L’accord prévoit notamment l'échange d'informations ainsi que la participation du représentant d'Eurojust du Danemark, sans droit de vote, à certaines réunions opérationnelles et stratégiques. Son représentant participera aussi de façon plus importante aux réunions du collège d’Eurojust que les magistrats de liaison d'États tiers.
Le parlement national du Danemark recevra par ailleurs, comme les parlements nationaux des autres États membres, des informations sur le rapport annuel d'Eurojust, sur les résultats d'études et de projets stratégiques ou encore sur les arrangements de travail conclus avec des tiers.

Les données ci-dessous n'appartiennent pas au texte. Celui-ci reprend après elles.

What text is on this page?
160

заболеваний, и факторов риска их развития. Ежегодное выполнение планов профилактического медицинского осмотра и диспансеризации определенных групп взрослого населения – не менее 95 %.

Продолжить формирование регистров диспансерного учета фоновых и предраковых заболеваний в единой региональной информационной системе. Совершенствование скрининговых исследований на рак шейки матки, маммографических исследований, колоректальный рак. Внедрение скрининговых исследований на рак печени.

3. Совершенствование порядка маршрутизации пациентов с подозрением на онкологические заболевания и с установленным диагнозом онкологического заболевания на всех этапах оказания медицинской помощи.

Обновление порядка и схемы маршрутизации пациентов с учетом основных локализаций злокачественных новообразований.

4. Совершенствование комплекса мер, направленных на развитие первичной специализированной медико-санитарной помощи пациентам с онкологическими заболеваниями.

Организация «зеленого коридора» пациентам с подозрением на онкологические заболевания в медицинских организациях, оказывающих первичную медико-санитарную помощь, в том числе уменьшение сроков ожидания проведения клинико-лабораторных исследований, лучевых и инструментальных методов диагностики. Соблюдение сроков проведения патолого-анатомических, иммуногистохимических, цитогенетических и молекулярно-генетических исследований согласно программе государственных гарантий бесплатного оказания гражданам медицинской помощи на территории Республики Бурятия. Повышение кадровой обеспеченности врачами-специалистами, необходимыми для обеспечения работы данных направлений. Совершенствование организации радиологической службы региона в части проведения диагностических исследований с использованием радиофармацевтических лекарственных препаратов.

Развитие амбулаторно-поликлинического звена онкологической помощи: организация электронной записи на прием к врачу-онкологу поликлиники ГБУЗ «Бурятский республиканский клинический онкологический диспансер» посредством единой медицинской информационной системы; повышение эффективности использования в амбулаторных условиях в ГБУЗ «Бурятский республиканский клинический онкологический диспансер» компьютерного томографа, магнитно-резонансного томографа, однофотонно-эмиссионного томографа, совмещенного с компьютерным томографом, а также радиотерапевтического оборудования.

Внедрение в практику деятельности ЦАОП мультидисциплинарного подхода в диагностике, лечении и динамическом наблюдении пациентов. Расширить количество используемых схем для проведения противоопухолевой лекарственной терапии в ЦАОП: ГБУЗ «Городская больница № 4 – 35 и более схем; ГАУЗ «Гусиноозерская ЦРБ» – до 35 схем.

Des dispositions spécifiques ont par ailleurs été intégrées dans l’accord pour tenir compte de la situation du Danemark, qui est à la fois un État membre de l'Union européenne et un pays de l'espace Schengen. Celles-ci concernent en outre la compétence de la Cour de justice de l'UE, le rôle du Contrôleur européen de la protection des données (CEPD), une contribution adéquate du Danemark au budget d'Eurojust ainsi que l'exigence du maintien de l'appartenance du Danemark à l'espace Schengen.